Great. I will create the issue then. Thanks for the review!
 
> Re grub2

Right, that is how fde works with grub2, but the comment was more about the grub2-shim interaction when loading the kernel.

The pcr-oracle workaround works under the assumption that there is only one pcr4 extension of type boot services application that has this issue (the kernel).  This can be invalidated if grub2 is following a different protocol.
Comment 19 Andrei Borzenkov 2024-02-27 08:52:22 UTC
(In reply to Alberto Planas Dominguez from comment #18)
> 
> Right, that is how fde works with grub2, but the comment was more about the
> grub2-shim interaction when loading the kernel.
> 
> The pcr-oracle workaround works under the assumption that there is only one
> pcr4 extension of type boot services application that has this issue (the
> kernel).  This can be invalidated if grub2 is following a different protocol.

Currently grub only uses shim to verify file of type "kernel" or other EFI binary when chainloading it. So, in normal case of shim -> grub -> kernel there should be only one such event for the kernel.
Comment 20 Alberto Planas Dominguez 2024-02-27 09:23:14 UTC
https://github.com/rhboot/shim/issues/642
Comment 21 Andrei Borzenkov 2024-03-03 15:26:42 UTC
For the record. Usually the first reboot after new kernel fails completely - it does not even ask for the encrypted root password, it simply stops in initrd with failed cryptsetup. I reboot with Ctrl-Alt-Del and this time it asks for the password. Just happened again.
Comment 22 Alberto Planas Dominguez 2024-03-04 15:26:20 UTC
(In reply to Andrei Borzenkov from comment #21)

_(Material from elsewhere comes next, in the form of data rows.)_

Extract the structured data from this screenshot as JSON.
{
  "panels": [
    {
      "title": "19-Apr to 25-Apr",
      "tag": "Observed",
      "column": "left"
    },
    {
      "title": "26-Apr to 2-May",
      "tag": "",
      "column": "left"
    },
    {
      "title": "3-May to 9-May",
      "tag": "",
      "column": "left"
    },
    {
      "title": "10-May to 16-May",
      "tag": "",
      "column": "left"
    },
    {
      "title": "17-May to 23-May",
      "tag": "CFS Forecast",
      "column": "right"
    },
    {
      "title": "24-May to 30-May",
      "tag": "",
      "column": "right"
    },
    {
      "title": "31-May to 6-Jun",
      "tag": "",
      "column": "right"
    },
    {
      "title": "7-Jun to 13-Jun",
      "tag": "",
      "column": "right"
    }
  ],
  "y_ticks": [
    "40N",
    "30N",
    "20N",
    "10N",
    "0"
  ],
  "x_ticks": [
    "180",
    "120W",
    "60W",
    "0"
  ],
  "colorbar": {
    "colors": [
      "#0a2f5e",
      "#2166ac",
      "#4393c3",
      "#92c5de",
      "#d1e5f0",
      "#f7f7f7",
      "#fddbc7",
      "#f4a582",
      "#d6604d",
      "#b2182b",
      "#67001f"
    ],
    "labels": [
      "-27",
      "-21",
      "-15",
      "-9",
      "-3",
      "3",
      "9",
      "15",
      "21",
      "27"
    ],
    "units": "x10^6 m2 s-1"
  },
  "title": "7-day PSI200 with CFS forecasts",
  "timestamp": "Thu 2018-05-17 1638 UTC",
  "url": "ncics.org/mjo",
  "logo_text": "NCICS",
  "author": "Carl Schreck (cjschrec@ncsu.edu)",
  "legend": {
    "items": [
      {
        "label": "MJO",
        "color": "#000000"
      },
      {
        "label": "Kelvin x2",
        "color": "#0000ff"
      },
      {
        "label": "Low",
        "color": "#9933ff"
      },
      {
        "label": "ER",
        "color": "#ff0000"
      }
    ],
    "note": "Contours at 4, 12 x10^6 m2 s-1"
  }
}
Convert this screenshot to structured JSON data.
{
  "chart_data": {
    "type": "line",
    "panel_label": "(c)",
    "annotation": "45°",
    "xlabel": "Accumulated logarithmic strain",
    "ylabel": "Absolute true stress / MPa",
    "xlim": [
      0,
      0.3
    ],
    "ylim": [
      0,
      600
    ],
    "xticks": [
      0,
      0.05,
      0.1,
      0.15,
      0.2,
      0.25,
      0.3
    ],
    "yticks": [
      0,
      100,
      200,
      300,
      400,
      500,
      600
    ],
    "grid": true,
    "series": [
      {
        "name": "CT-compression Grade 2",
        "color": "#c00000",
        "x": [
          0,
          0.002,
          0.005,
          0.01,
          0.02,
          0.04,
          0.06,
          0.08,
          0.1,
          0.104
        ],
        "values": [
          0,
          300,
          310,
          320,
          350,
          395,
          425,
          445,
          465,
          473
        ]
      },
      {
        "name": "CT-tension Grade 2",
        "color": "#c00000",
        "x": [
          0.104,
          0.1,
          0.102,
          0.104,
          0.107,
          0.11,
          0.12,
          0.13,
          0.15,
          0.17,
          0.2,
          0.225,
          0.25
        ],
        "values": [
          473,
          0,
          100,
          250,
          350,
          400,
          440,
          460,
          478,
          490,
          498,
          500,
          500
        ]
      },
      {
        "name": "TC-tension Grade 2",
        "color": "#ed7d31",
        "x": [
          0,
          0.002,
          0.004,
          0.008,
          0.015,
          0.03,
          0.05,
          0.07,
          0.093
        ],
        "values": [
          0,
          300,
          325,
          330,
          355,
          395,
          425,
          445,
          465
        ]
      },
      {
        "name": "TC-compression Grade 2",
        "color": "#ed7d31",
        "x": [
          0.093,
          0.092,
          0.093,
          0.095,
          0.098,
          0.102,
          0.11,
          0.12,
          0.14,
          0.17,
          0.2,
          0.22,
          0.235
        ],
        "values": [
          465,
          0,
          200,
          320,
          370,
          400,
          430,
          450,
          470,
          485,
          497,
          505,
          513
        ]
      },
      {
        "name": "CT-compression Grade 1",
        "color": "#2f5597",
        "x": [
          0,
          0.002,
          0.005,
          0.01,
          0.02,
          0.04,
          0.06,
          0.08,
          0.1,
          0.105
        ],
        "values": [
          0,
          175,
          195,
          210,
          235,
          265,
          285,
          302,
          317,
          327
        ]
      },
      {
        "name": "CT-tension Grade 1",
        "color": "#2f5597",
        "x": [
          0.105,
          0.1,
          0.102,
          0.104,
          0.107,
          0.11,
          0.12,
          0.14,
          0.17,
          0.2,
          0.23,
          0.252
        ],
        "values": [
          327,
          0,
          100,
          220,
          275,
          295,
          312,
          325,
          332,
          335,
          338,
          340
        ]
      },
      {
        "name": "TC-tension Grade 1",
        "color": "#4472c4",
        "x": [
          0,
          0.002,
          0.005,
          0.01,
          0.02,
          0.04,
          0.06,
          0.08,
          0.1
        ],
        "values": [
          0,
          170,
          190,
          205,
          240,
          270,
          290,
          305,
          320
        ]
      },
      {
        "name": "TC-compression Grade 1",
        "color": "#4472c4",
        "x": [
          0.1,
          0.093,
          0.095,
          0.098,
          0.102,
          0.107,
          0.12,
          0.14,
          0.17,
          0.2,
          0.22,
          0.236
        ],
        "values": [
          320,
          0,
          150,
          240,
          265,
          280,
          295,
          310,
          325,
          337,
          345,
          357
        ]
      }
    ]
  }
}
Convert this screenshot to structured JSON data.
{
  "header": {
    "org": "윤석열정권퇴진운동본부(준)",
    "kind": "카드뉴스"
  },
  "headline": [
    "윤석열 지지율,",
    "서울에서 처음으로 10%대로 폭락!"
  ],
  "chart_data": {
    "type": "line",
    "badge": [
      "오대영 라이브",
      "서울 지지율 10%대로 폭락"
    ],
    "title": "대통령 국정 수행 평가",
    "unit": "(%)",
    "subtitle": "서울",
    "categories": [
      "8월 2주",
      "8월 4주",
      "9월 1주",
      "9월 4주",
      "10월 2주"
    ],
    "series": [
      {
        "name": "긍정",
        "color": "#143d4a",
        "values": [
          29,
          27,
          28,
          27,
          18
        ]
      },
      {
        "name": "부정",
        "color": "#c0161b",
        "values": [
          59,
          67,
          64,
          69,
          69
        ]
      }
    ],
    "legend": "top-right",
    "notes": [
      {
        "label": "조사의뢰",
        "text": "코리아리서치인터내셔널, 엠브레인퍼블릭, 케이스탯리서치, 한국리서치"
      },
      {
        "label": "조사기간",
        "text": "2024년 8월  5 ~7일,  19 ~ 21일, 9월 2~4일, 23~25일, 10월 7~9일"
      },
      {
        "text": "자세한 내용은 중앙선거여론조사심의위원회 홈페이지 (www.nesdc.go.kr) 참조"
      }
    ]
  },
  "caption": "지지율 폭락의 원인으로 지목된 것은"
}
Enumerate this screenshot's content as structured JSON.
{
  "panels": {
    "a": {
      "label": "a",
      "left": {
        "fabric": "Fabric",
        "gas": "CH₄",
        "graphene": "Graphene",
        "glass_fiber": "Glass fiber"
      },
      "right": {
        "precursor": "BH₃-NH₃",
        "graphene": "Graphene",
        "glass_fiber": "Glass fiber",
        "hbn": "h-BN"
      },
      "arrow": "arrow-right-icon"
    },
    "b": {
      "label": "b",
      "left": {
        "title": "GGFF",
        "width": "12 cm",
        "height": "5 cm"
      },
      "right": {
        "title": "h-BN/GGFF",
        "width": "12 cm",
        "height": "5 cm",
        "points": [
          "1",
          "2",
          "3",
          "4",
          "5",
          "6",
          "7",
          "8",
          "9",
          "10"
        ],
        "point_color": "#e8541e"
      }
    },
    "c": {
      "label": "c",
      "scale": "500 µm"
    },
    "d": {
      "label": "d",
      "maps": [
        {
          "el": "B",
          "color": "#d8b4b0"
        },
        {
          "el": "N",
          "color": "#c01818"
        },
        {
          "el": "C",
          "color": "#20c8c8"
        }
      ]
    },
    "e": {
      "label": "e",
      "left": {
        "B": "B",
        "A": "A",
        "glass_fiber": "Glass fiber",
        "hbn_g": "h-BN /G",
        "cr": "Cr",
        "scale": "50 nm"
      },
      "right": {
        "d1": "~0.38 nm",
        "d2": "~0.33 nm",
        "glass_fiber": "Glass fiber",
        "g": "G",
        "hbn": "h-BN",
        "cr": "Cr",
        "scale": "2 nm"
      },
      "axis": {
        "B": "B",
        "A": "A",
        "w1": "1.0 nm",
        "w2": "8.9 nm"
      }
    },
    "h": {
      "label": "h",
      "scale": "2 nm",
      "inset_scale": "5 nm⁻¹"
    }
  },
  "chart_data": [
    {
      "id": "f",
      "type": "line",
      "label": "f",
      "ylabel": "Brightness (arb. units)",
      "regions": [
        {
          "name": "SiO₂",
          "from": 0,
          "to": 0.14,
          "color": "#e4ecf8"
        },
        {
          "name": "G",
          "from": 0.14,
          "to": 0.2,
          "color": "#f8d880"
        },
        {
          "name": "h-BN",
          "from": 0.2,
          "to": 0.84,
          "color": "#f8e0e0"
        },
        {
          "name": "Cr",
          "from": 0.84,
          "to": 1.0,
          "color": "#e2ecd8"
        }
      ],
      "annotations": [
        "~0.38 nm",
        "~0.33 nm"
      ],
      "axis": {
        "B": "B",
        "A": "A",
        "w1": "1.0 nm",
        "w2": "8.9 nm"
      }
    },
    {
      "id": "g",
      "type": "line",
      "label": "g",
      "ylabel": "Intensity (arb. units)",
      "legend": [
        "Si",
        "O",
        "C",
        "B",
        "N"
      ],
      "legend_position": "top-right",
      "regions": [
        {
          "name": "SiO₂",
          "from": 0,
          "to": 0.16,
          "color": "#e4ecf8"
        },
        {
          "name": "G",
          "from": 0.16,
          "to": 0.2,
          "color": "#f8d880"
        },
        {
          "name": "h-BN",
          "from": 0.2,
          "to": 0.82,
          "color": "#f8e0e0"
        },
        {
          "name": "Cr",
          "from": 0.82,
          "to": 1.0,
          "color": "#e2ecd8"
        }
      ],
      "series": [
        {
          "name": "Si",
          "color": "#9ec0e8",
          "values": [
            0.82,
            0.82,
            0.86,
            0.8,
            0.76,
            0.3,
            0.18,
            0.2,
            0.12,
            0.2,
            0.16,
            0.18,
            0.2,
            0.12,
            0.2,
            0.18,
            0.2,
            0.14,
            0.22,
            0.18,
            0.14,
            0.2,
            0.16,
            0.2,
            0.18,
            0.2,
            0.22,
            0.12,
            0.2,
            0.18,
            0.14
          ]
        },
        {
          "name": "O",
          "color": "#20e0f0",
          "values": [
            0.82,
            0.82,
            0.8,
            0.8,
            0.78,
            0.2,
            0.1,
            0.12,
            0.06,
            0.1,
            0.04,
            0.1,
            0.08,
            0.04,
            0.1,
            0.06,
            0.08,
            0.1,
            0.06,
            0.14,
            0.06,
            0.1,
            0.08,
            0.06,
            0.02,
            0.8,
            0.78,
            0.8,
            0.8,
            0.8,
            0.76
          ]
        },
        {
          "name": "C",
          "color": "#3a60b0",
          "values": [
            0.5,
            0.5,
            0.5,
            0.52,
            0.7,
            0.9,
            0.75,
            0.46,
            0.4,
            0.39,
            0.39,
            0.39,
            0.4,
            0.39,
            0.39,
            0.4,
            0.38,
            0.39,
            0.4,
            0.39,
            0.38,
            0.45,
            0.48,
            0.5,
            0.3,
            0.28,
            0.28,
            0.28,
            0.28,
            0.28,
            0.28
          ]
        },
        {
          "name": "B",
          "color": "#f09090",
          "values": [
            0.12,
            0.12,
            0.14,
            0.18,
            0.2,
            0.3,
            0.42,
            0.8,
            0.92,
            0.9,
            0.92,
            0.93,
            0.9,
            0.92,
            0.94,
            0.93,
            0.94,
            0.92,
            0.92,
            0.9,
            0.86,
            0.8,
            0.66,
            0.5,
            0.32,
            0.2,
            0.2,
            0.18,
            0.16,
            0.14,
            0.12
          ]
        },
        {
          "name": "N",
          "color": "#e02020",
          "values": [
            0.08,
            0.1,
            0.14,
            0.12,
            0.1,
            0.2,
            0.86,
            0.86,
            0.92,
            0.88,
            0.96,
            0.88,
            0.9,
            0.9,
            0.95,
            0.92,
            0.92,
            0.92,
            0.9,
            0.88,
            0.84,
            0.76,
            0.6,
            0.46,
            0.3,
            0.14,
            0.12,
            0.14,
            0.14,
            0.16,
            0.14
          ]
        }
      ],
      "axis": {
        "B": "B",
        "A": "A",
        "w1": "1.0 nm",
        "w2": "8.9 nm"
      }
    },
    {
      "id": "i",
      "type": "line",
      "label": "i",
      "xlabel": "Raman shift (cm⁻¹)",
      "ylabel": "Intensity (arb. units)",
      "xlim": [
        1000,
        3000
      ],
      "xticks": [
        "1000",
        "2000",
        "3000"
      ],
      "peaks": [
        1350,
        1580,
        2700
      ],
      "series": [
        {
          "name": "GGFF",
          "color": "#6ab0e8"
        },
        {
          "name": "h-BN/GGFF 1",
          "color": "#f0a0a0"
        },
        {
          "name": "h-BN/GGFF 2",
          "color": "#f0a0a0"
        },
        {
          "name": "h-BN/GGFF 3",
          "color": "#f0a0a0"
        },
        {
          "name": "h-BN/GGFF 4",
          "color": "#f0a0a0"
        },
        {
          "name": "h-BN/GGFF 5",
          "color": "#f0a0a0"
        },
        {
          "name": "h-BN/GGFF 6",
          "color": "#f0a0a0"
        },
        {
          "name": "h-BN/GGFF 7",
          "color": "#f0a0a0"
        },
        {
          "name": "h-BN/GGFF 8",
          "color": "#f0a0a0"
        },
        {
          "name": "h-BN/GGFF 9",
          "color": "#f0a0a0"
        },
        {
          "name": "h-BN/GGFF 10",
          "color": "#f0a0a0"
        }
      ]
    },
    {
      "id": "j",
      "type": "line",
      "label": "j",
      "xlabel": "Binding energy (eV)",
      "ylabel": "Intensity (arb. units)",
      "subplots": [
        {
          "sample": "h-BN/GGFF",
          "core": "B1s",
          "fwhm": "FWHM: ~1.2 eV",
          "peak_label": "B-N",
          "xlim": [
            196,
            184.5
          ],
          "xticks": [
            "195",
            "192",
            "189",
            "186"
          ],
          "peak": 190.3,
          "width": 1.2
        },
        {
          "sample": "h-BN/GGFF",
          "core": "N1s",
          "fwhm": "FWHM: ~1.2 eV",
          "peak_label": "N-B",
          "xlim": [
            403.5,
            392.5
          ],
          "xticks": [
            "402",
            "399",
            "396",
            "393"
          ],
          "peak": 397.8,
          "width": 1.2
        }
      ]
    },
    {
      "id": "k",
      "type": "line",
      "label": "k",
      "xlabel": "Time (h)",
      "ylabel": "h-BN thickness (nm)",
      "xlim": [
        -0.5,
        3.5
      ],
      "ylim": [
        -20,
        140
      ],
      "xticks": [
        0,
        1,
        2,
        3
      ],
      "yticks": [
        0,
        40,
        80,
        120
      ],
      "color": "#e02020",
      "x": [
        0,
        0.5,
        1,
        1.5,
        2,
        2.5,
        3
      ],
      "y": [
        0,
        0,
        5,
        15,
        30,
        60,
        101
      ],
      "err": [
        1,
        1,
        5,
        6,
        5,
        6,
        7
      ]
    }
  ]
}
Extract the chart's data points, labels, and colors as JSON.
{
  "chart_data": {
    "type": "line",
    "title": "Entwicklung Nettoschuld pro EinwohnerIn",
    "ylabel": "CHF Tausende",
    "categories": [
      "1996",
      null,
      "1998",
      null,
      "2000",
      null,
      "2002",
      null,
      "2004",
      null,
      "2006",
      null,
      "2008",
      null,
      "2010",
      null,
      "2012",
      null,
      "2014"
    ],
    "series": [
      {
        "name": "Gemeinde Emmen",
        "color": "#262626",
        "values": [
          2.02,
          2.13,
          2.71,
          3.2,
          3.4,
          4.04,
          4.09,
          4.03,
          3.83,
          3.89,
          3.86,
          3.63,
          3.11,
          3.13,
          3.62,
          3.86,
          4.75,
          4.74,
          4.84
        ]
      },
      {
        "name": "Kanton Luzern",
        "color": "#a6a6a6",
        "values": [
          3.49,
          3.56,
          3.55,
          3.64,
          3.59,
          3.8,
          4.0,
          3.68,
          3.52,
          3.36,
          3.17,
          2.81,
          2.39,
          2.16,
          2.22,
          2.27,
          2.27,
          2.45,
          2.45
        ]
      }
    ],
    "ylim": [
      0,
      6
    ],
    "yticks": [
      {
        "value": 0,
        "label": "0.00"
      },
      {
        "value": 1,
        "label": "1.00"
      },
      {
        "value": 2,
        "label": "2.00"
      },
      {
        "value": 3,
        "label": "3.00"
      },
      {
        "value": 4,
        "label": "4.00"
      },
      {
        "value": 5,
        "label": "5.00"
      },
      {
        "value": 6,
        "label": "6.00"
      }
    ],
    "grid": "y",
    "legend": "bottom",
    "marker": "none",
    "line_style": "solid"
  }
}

> it simply stops in initrd with failed cryptsetup

I confirm this in an old installation, but I am not able to reproduce this in new images.

Are you able to extract any log output, maybe breaking the initrd load with rd.break=pre-mount, so something like this?

I had the feeling that this was a race condition, but I am not sure if this happens in the cryptsetup generator or before.
Comment 23 Andrei Borzenkov 2024-03-23 08:13:29 UTC
Created attachment 873748 [details]
rdsosreport from failure to configure root

(In reply to Alberto Planas Dominguez from comment #22)
> 
> Are you able to extract any log output, maybe breaking the initrd load with
> rd.break=pre-mount, so something like this?
> 

I managed to collect rdsosreport when it failed after another update.